アリババのスマート本屋が営業開始! 復旦大学隣接の「志達書店」(天猫未来店)!

アリババの天猫がスマート本屋「志達書店」をスタートさせた。顔認証だけで入店でき、気にいる本があれば手に取り退店するだけで自動決済される。もう少し寛げるエンタメが欲しいところが、まずはスマートな本の購入プロセスを実現している。

 

上海復旦大学隣接地にスマートブックストア「志達書店」がオープン!

アリババは、今年5月にアリババの天猫が運営する最初のスマート本屋として、「志達書店(zhidashudian)」をオープンさせた。以前から、訪問したいと思っていたがなかなかそのチャンスに恵まれることがなかった。今回の上海訪問でついにスマート本屋を訪問する事ができたのでご報告しておきたい。

場所は、上海にある中国の名門大学、復旦大学に隣接しており地下鉄10号線国権路から徒歩圏内である。店頭の甲板には、志達書店の他に「天猫未来店」とも表示されており、落ち着いた感じの店舗イメージである。

 

顔認証で入場可能 AmazonGoタイプのJustWalkout決済を実現

入り口カウンターには、スタッフが2名配置されており使用方法がわからなければ、スタッフが丁寧に利用方法についてサポートしてくれる。まずは、QRコードをスキャンして、アプリをダウンロードして初回登録を行う、センサーカメラに向かって顔登録を行えば、2度目からは顔認証だけで入場可能となるようだ。

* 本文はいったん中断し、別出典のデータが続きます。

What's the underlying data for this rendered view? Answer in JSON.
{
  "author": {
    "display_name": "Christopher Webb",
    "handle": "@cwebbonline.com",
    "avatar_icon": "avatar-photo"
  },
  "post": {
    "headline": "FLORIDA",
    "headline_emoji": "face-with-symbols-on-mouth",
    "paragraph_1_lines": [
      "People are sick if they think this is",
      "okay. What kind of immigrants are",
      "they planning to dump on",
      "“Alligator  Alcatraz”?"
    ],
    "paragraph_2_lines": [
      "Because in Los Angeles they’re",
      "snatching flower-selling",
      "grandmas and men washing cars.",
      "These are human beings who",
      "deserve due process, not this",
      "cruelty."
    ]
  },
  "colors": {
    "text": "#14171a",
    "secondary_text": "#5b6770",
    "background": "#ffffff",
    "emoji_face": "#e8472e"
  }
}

店内では、学生と思しき若者が限られた狭いスペースから座れる場所を確保し読書に勤しんでいる。読書向けの専用座席は用意されていないが、簡単なクッションや階段を利用しそれぞれが読書を楽しんでいる。座席が用意されオシャレな空間を作り出しドリンクなど提供できれば、より集客可能な快適となりそうだが、現時点ではあくまでスマートな本の購入プロセスの提供に注力しているような印象である。

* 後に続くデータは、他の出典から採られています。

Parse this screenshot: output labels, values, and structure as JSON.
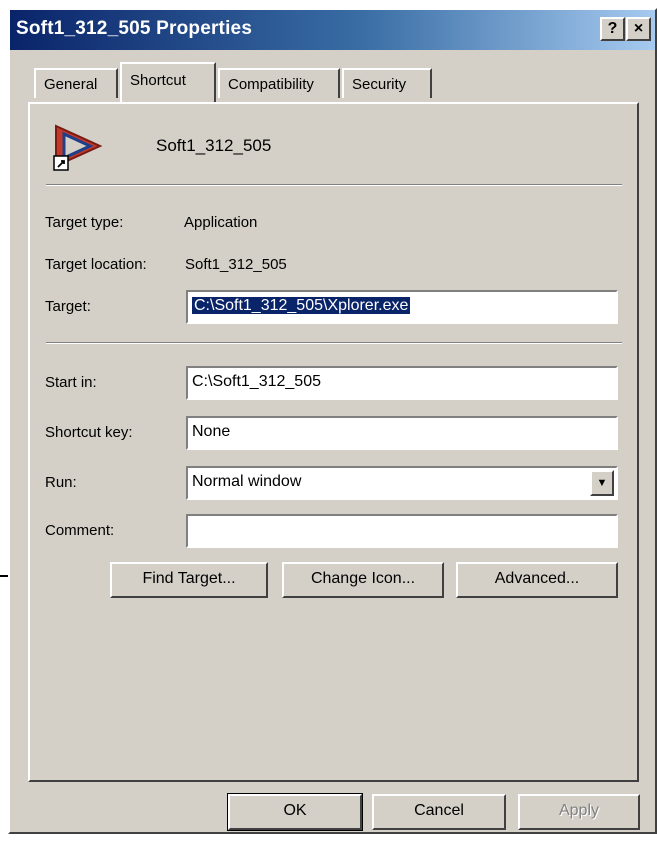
{
  "window": {
    "title": "Soft1_312_505 Properties",
    "help_button": "?",
    "close_button": "×"
  },
  "tabs": [
    {
      "label": "General",
      "active": false
    },
    {
      "label": "Shortcut",
      "active": true
    },
    {
      "label": "Compatibility",
      "active": false
    },
    {
      "label": "Security",
      "active": false
    }
  ],
  "shortcut": {
    "name": "Soft1_312_505",
    "icon": "shortcut-app-icon",
    "target_type_label": "Target type:",
    "target_type_value": "Application",
    "target_location_label": "Target location:",
    "target_location_value": "Soft1_312_505",
    "target_label": "Target:",
    "target_value": "C:\\Soft1_312_505\\Xplorer.exe",
    "start_in_label": "Start in:",
    "start_in_value": "C:\\Soft1_312_505",
    "shortcut_key_label": "Shortcut key:",
    "shortcut_key_value": "None",
    "run_label": "Run:",
    "run_value": "Normal window",
    "comment_label": "Comment:",
    "comment_value": ""
  },
  "buttons": {
    "find_target": "Find Target...",
    "change_icon": "Change Icon...",
    "advanced": "Advanced...",
    "ok": "OK",
    "cancel": "Cancel",
    "apply": "Apply"
  }
}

JustWalkoutを実現しており、欲しい本が見つかれば手に取り出口から退出すれば、自動的にモバイル決済される仕組みである。おそらく、RFIDタグが本の内部に添付されているのではないだろうか。いずれにせよ、大前研一氏の著書「低欲望社会」中国語版を39元(640円程度)で購入し決済プロセスを体験してみることにした。退店ゲート前で立ち止まると、出口横のセンサーが反応し本の種類が正確に特定され、入店時に登録したアリペイアカウントからモバイル決済された。決済が完了すると、退店ゲートの自動ドアが自動的に開いて退店できる仕組みであった。もはや、本の購入も無人化が進められる時代なのだと改めて実感することになった。

 

購入履歴のビッグデータからにおすすめの本を紹介?

実は、店舗訪問する以前の段階の情報では、タオバオや天猫からの購買履歴(ビッグデータ)が解析されており、ユーザーの好みに合わせて本をお勧めしてくれると聞いていた。だが、おすすめの本が提示されることはなかった。考えてみれば、筆者自身それほど中国で書籍を購入しているわけでもなく、データ解析できるほどの情報蓄積もされていないからかもしれない。この点に関しては、再度来店して確認してみることにしたい。

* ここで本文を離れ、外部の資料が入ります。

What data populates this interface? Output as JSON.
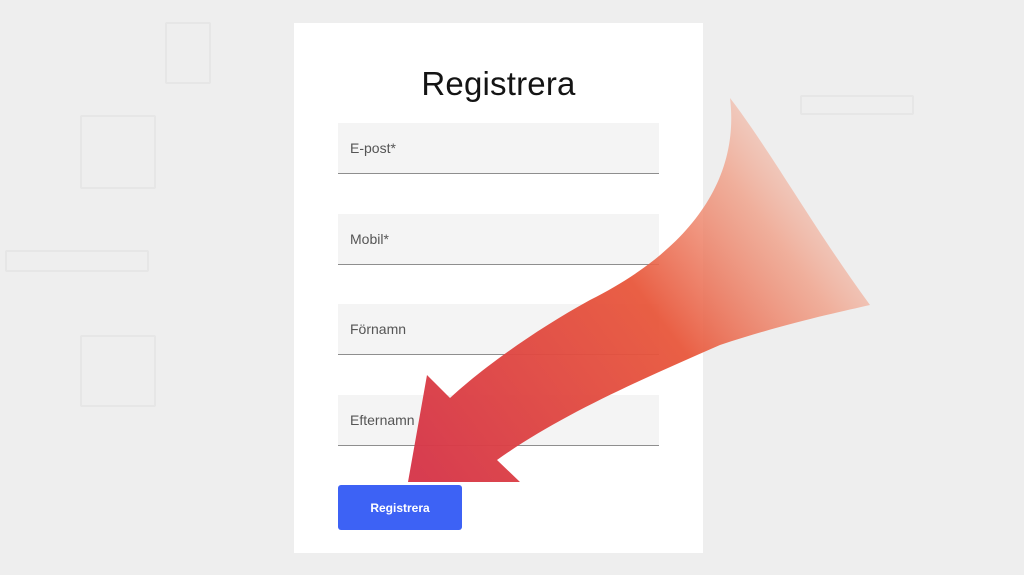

今回、訪問した志達書店(天猫未来店)は、規模も100平米ほどと小さく、まだまだ実験的な要素が大きそうである。今後さらなる進化をとげ、ユーザーが楽しむことが出来るスマートな空間へと進化していくことを待ちたい。今後、多くのリテール店舗で無人化が進められていくことを予感させるスマート本屋への訪問体験記となったことは間違いない。